Recently developed artificial intelligence (AI) models are capable of many impressive feats, including recognizing images and producing human-like language. But just because an AI can behave like humans doesn’t mean it can think or understand like humans.
As a researcher studying how humans understand and reason about the world, I think it is important to emphasize the way AI systems “think” and that learning is fundamentally different from how humans do. There are – and we have a long way to go before AI really thinks so. We.
a widespread misconception
The development of AI has created systems that can perform very human behavior. language model GPT-3 can produce text that is often indistinguishable from human speech. another model, Palmcan devise explanations for jokes he’s never made seen before,
Recently, a general-purpose AI known as Gato has been developed which do hundreds of jobs, which includes captioning images, answering questions, playing Atari video games, and even controlling a robot arm to stack blocks. And DALL-E is a system that has been trained to create modified images and artwork from text descriptions.
These breakthroughs have made some bold claims about the potential of such AI, and what it can tell us about human intelligence.
For example, Nando de Freitas, a researcher at Google’s AI company DeepMind, argues that scaling up existing models would be enough to produce human-scale artificial intelligence. others have echoed this scene.
In all the excitement, it’s easy to assume that human-like behavior means human-like understanding. But there are several important differences between how AI and how humans think and learn.
neural nets vs human brain
Made from the most recent AI artificial neural networks, or “nerve nets” for short. The term “nerve” is used because these networks are inspired by the human brain, in which billions of cells called neurons form complex webs of connections with each other, processing information as they fire signals back and forth. .
Neural nets are a highly simplified version of biology. A real neuron is replaced by a simple node, and the strength of the connections between nodes is represented by a number called “weight”.
With enough connected nodes in enough layers, neural nets can be trained to recognize patterns and evengeneralization“To stimuli that are similar (but not identical) to those observed previously. Simply, generalization refers to the ability of an AI system to take what it has learned from some data and apply it to new data.
Being able to identify features, recognize patterns, and generalize from results is central to the success of neural nets – and mimics the techniques used by humans for such tasks. Nevertheless there are important differences.
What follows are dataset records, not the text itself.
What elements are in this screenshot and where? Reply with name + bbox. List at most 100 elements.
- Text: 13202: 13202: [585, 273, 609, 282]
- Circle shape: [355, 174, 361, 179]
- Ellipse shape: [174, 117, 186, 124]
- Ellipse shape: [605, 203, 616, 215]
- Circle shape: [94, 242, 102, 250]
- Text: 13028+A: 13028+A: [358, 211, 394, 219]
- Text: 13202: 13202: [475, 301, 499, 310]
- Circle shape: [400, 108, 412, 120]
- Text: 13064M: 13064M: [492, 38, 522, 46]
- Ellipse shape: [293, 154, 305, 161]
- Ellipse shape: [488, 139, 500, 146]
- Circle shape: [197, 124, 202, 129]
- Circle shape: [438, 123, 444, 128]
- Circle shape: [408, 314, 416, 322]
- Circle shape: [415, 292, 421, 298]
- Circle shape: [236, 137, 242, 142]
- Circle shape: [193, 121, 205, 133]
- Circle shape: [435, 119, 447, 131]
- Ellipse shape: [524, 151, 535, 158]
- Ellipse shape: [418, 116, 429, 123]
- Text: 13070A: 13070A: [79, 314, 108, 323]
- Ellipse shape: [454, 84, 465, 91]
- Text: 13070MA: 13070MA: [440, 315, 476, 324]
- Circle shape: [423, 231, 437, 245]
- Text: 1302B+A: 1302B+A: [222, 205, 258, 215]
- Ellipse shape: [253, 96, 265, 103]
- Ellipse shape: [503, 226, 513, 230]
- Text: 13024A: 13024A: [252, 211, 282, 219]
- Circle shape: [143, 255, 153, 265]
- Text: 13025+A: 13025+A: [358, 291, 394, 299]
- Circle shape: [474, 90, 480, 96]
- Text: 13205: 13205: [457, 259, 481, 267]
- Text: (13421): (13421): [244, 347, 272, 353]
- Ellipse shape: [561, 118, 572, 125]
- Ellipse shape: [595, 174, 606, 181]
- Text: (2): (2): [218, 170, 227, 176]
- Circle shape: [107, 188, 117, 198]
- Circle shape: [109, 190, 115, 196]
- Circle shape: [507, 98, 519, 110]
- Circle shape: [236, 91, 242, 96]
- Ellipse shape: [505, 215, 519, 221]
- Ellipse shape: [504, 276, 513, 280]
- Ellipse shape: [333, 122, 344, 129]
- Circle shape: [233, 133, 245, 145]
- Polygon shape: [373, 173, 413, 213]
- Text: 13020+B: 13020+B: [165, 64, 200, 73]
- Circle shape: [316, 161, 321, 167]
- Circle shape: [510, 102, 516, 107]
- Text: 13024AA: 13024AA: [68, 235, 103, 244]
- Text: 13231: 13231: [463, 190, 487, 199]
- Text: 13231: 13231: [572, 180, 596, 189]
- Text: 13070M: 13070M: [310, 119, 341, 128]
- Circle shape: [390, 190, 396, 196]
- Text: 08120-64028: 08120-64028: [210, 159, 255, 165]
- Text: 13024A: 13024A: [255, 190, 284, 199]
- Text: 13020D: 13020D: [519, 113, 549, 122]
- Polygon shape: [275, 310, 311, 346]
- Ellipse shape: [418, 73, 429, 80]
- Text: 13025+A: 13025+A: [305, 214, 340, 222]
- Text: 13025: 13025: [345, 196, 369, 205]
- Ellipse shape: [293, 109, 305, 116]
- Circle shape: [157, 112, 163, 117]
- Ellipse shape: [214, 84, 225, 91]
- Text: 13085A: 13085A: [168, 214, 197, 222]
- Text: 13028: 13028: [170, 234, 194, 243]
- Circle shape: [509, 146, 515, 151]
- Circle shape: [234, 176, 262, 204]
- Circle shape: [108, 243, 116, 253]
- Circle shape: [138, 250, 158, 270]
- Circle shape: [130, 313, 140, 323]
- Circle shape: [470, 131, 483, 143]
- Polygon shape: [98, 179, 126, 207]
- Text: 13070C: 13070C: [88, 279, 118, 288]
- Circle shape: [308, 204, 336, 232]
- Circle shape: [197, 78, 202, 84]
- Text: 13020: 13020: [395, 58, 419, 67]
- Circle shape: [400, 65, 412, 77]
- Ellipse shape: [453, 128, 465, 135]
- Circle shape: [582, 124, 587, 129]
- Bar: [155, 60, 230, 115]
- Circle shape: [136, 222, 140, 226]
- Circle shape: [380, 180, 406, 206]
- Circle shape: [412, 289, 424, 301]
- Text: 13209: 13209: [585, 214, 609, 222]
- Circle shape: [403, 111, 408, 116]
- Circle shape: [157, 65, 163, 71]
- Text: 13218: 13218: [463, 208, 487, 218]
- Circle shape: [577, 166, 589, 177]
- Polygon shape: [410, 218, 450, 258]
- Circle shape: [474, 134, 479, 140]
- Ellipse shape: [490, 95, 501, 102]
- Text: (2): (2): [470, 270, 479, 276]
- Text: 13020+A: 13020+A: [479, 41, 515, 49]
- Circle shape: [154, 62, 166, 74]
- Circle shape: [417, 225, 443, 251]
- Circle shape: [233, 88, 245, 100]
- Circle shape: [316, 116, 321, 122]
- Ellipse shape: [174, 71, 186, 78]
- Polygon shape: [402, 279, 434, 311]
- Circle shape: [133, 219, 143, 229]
Neural nets are usually “trained by”supervised learningThey are therefore presented with a single input and several instances of the desired output, and then gradually the connection weights are adjusted until the network “learns” to produce the desired output.
To learn a language task, a neural net can be presented with one sentence at a time, and will gradually learn to predict the next word in the sequence.
This is very different from the way humans learn in general. Much of human learning is “unsupervised”, meaning that we are not explicitly told what is the “correct” response to a given stimulus. We have to do this work ourselves.
For example, children are not instructed how to speak, but are taught a . learn through complex process Exposure to adult speech, imitation and reaction.
Another difference is the large scale of data used to train the AI. The GPT-3 model was trained 400 billion words, mostly taken from the Internet. It would take about 4,000 years for a human to read this much text at 150 words per minute.
Such calculations suggest that humans cannot possibly learn like an AI. We have to make more efficient use of small amounts of data.
Neural nets can learn in ways we can’t
Another more fundamental difference relates to the way neural nets learn. To match a stimulus with a desired response, neural nets use an algorithm called “backpropagation” to pass errors backward through the network, allowing the weights to be adjusted accurately.
Some researchers have proposed variations Backpropagation can be used by the brain, but there is no evidence yet that the human brain can use such learning methods.
Instead, humans learn by making structured mental concepts, in which many different properties and associations are linked together. For example, our concept of “banana” includes its size, yellow colour, knowledge of its being a fruit, how to hold it, etc.
As far as we know, AI systems do not form conceptual knowledge in this way. They rely solely on extracting complex statistical associations from their training data, and then applying these in similar contexts.
Efforts are underway to create AI that Combines different types of input (such as images and text) – but it remains to be seen whether this will be enough for these models to learn the same kinds of rich mental representations that humans use to understand the world.
We still don’t know much about how humans learn, understand and reason. However, what we do know indicates that humans perform these tasks very differently to AI systems.
for example, Many researchers believe Before we can build machines that think and learn like humans, we’ll need new approaches and more fundamental insight into how the human brain works.